Костер потух, когда Тейт и Налатан пошли к своим палаткам. Конвей с собаками стояли первую стражу.
Глава 53
С выбранной наблюдательной позиции хорошо просматривались три из четырех направлений, по которым можно было приблизиться к лагерю. Конвей смотрел, главным образом, на восток в сторону деревни. На западе, за холмом, пряталось сонно бормочущее море. Каждый, кто попробовал бы подобраться к лагерю с этой стороны, имел мало
Вокруг было спокойно, поэтому он вздрогнул от неожиданности, когда рядом буквально из воздуха возник Налатан. В способности монаха-воина бесшумно пробираться сквозь любые заросли было что-то мистическое.
— Дурацкая шутка, — вспылил Конвей. Слова прозвучали слишком раздраженно, и это рассердило его еще сильнее. — Тебе повезло, что собаки сейчас не со мной. А если б они решили, что ты ко мне подкрадываешься? — добавил он, понизив голос.
— Я подождал, пока ты их отошлешь. Не хочу иметь дело с этими дьяволами.
— А меня, значит, можно не бояться? — все так же раздраженно выпалил Конвей и тут же пожалел, что не может взять эти слова обратно.
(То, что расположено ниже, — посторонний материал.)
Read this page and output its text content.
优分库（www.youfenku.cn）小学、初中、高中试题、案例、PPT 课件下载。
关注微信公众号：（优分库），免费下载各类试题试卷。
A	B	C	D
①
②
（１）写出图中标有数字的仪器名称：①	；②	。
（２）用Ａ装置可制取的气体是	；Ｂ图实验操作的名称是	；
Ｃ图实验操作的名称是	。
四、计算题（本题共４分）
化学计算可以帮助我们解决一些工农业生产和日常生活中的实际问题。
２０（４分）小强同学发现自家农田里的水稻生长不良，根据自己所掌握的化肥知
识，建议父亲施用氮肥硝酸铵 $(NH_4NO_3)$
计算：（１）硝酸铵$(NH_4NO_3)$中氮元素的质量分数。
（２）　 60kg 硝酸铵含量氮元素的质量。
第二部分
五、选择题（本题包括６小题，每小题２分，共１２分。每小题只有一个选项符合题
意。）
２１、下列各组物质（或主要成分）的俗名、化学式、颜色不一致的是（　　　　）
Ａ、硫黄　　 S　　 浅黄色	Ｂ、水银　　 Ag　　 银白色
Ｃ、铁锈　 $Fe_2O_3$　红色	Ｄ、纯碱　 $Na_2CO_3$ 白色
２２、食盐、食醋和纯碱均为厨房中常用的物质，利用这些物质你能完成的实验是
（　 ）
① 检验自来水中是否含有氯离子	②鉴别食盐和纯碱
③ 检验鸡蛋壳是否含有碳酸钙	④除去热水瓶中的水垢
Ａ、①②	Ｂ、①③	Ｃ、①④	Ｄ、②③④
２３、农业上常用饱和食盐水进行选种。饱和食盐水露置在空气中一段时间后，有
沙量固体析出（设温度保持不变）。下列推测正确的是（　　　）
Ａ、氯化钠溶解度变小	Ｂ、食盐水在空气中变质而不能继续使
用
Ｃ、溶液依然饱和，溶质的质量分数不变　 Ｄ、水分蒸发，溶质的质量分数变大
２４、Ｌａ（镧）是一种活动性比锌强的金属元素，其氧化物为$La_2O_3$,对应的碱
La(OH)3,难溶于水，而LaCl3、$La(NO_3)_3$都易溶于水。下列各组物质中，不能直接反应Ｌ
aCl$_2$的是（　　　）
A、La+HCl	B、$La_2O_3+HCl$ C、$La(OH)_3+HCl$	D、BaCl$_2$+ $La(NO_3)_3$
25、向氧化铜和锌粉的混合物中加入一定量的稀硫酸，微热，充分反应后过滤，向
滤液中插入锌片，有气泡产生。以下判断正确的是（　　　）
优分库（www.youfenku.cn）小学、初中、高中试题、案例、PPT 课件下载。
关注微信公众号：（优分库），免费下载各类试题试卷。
Налатан подошел ближе и спросил почти сочувственно:
— Что с тобой? Не мог же я в самом деле так тебя напугать.
— Все в порядке.
— Похоже, ты себя неважно чувствуешь. Не думай, что раз Ланте с Сайлой удалось скрыть твой недуг от воинов Гатро, то и со мной этот номер пройдет. Ланта рассказала, что с тобой что-то случилось во время драки с кабаном. Правда, больше я из нее ничего не вытянул.
Конвей мрачно посмотрел на него:
— Только не надо рассказывать, что приперся сюда в такую рань, чтобы меня жалеть. Насколько мне известно, бессонницей ты не страдаешь. Значит, у тебя есть что сказать. Если думаешь, что я болен, говори прямо.
— Мы знаем, как успокоить разум и помочь телу. Я помогу тебе избавиться от того, что тебя тревожит.
Конвей заметил, как старательно Налатан избегал слова «болезнь». Похоже, это была единственная вещь, которой он вообще боялся. И то, что он сейчас заговорил об этом, было нешуточным проявлением дружеских чувств. Конвею стало стыдно за свое прежнее поведение, и он поборол раздражение.
— Мы поболтаем об этом в любое время. Почему ты не перейдешь к тому, что у тебя действительно на уме?
В темноте он скорее почувствовал, чем услышал, как переминается с ноги на ногу Налатан, мучительно подбирая слова:
— Почему она все время злится на меня? Я пытаюсь ей угодить. Она ведь знает — должна знать — я охраняю ее с того момента, как смог носить меч. Я просто сказал ей, что если когда-нибудь женюсь, то уйду из братства. Это ведь был обычный разговор, и я старался вести себя очень осторожно. Почему она меня отвергает? Чем я ее обидел?
При других обстоятельствах эти слова показались бы Конвею забавными, но он был слишком обеспокоен возвратившимся головокружением. Он потрогал лоб, и на пальцах остались капельки холодного пота. Черт возьми, надо держать себя в руках! Наконец он ответил:
— Во-первых, ты обращаешься с ней, как с женщиной…
— Она и есть женщина! Не смейся надо мной!
— Да не перебивай ты! Помолчи и послушай. Доннаси не такая, как остальные. Ты должен относиться к ней, как к мужчине.